Extremadura son dos: Cáceres y Badajoz. Y como es tierra de grandes conquistadores, en sendas provincias se sitúa un municipio nombrado Santa Marta. Se apellida “de los Barros” el pacense, rico en tierras y ganadería. Y “de Magasca” el cacereño, con excelente caza y mejores personas. Díganme el millón de españoles que habitan la región extremeña qué beneficios les ha reportado el descentralizado Estado de las autonomías en cuanto a comunicaciones ferroviarias y aéreas. Lo único que ven pasar los extremeños es el tiempo y las aguas nacidas en montes españoles hacia los pantanos portugueses.
El inveterado abandono institucional observado desde el poder hacia esta bella tierra bendecida por la Virgen de Guadalupe se propicia por tres pecados capitales. Uno, los extremeños son pocos y por ende eligen a escasos diputados en Las Cortes. Dos, los extremeños nunca rehuyeron la conquista de otras tierras y emigrar a otros lares, hecho que abunda en lo anterior. Tres, en Extremadura no existe un sólo metro de litoral marítimo; por tal, a pesar de sus grandes excelencias y atractivos, nunca fue ni será destino turístico masivo de sol y playa. Y aunque todo lo anterior sea una obviedad, lo cierto es que aquello que no reporta beneficios a los poderes fácticos queda relegado al olvido y al subdesarrollo. Rememoro aquí a ese buen castellano viejo que fue don Miguel Delibes y a su obra “Los Santos Inocentes”. Se me representa Extremadura en las figuras de aquellos dos personajes: Paco “El Bajo” y su esposa Régula, quienes en el final de sus días languidecen en un chozo allá lejos en “La Raya” cuando sus vástagos han muerto o emigrado en busca de mejor fortuna. En el cortijo territorial emeritense habita un administrador, azacán del señorito que vive en Madrid. El señorito viene al cortijo de cuando en cuando para reclamar su derecho de pernada electoral y pegar tiros. Milana bonita…

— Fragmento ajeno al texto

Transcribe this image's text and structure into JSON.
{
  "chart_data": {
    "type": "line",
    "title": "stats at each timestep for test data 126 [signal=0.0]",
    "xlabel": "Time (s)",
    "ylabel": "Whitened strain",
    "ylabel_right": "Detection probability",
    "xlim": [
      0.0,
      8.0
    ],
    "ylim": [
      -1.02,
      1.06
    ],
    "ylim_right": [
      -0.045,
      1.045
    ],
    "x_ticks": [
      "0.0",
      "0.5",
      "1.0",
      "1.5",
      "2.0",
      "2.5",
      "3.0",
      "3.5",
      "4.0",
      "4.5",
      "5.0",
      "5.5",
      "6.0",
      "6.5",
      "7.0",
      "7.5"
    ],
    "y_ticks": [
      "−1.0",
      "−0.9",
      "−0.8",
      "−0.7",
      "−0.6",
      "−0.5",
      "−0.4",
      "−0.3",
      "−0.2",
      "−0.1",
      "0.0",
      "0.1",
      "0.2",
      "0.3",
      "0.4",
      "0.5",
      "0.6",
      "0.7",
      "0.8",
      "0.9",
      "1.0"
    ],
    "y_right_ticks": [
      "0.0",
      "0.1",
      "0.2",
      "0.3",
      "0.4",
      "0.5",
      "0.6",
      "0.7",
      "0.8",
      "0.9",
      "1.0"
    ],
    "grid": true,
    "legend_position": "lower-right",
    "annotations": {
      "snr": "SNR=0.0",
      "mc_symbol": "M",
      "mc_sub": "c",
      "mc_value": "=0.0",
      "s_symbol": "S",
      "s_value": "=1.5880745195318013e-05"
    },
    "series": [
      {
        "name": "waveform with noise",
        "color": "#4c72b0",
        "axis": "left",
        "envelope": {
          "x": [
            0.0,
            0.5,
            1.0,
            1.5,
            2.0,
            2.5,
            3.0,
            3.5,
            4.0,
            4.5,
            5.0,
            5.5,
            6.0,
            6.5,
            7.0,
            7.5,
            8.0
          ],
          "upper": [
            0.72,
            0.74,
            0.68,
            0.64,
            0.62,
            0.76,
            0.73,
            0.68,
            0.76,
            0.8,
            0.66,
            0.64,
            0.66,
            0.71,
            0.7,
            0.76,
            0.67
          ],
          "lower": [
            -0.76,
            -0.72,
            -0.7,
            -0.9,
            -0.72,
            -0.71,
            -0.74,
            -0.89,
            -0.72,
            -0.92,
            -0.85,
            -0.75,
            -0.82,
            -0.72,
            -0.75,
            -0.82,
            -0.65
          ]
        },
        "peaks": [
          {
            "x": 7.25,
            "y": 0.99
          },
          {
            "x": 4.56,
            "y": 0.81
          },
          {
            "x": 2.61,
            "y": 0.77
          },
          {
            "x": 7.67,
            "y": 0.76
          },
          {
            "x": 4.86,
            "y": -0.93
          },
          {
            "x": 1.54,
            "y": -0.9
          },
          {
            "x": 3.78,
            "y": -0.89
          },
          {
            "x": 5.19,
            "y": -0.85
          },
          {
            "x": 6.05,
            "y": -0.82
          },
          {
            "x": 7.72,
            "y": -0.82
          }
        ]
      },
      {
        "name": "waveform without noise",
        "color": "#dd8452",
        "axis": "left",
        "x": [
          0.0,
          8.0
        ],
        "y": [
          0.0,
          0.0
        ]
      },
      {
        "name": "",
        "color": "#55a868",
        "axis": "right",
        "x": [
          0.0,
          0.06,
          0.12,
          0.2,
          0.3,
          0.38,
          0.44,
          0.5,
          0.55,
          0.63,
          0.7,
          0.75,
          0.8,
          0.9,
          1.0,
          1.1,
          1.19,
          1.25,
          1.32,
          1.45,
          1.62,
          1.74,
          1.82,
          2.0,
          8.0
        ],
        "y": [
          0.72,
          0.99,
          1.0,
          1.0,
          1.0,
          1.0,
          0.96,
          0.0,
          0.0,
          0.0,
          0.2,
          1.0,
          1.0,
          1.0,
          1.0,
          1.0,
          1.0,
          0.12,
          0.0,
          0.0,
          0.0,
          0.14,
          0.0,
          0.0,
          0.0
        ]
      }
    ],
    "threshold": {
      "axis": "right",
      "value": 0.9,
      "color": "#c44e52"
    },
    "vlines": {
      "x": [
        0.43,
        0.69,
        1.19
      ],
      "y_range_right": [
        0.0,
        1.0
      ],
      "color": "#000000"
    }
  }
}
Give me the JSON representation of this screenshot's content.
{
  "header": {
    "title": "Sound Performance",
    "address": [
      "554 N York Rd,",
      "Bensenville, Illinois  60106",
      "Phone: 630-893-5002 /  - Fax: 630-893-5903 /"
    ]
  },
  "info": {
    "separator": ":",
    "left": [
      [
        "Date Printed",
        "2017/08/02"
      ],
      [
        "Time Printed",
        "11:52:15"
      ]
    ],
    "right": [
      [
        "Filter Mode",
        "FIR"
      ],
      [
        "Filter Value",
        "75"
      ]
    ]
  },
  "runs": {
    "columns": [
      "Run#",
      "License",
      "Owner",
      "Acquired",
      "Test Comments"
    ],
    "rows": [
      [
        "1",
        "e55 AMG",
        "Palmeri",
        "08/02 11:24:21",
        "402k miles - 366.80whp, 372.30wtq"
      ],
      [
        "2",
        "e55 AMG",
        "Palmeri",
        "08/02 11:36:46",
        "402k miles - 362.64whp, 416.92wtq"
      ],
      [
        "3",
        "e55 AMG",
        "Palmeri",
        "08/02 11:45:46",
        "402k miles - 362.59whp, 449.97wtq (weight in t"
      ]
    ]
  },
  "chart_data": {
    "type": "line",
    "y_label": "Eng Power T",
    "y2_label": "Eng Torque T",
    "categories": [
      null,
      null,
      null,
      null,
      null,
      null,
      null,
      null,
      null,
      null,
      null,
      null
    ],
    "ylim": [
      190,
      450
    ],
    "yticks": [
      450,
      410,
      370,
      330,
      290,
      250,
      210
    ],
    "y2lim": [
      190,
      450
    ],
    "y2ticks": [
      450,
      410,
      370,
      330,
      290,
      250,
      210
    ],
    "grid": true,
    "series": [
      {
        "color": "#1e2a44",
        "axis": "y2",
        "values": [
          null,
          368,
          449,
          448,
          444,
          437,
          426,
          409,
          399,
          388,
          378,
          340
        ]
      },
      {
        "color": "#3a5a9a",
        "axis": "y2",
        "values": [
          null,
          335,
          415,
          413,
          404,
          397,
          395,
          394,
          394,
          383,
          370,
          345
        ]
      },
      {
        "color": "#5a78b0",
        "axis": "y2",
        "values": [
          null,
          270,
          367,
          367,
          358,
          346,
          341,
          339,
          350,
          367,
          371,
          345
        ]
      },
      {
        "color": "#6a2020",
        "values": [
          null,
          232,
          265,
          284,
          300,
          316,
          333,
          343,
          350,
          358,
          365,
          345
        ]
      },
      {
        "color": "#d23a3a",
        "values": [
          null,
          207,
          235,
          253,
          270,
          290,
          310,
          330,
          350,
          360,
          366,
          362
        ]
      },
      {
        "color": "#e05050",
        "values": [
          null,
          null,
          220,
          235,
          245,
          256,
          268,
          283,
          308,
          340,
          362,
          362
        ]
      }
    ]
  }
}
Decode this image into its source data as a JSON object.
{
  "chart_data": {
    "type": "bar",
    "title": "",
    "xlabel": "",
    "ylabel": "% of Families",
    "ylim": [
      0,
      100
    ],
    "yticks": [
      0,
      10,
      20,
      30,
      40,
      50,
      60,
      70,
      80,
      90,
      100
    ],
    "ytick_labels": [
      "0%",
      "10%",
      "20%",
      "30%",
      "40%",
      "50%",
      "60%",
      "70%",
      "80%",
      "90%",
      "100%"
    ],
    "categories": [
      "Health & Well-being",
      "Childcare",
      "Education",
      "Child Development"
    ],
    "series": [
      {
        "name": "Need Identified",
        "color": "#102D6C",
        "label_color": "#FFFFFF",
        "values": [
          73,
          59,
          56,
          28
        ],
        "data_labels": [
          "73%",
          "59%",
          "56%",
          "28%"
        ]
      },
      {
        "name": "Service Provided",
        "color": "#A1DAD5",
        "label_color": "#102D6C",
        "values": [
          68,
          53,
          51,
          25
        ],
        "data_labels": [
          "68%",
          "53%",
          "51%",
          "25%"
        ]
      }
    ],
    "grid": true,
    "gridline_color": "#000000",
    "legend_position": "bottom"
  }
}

…¿Y Andalucía? En la región del apoteosis del despilfarro mantenemos sin conexiones ferroviarias a la ciudad de La Alhambra, el monumento más visitado del sur de Europa. Y por tener, también tenemos una línea ferroviaria nueva y sin estrenar. El AVE Sevilla-Antequera. Cientos de millones de euros procedentes de nuestros impuestos que fueron invertidos en una infraestructura que hoy sirve como vivar de conejos. Mientras tanto, permanece la vía antigua en uso, donde descarrilan los trenes a su paso por Arahal cuando llueve bastante, o se arría un viaducto en Aguadulce cuando llueve mucho.
Granada, Granada no tiene tren, / Granada no tiene tren y tampoco tiene vía / sino es por Sierra Nevada y La Alhambra / Granada se moriría.
Ojalá nuestros representantes políticos al acceder al cargo público quedasen impregnados del espíritu de Santa Marta de Betania, aquella discípula de Jesús de Nazaret patrona de los servidores. No perdamos la esperanza de que alguna vez tengamos dirigentes que en vez de venir para servirse, vengan a servir a España.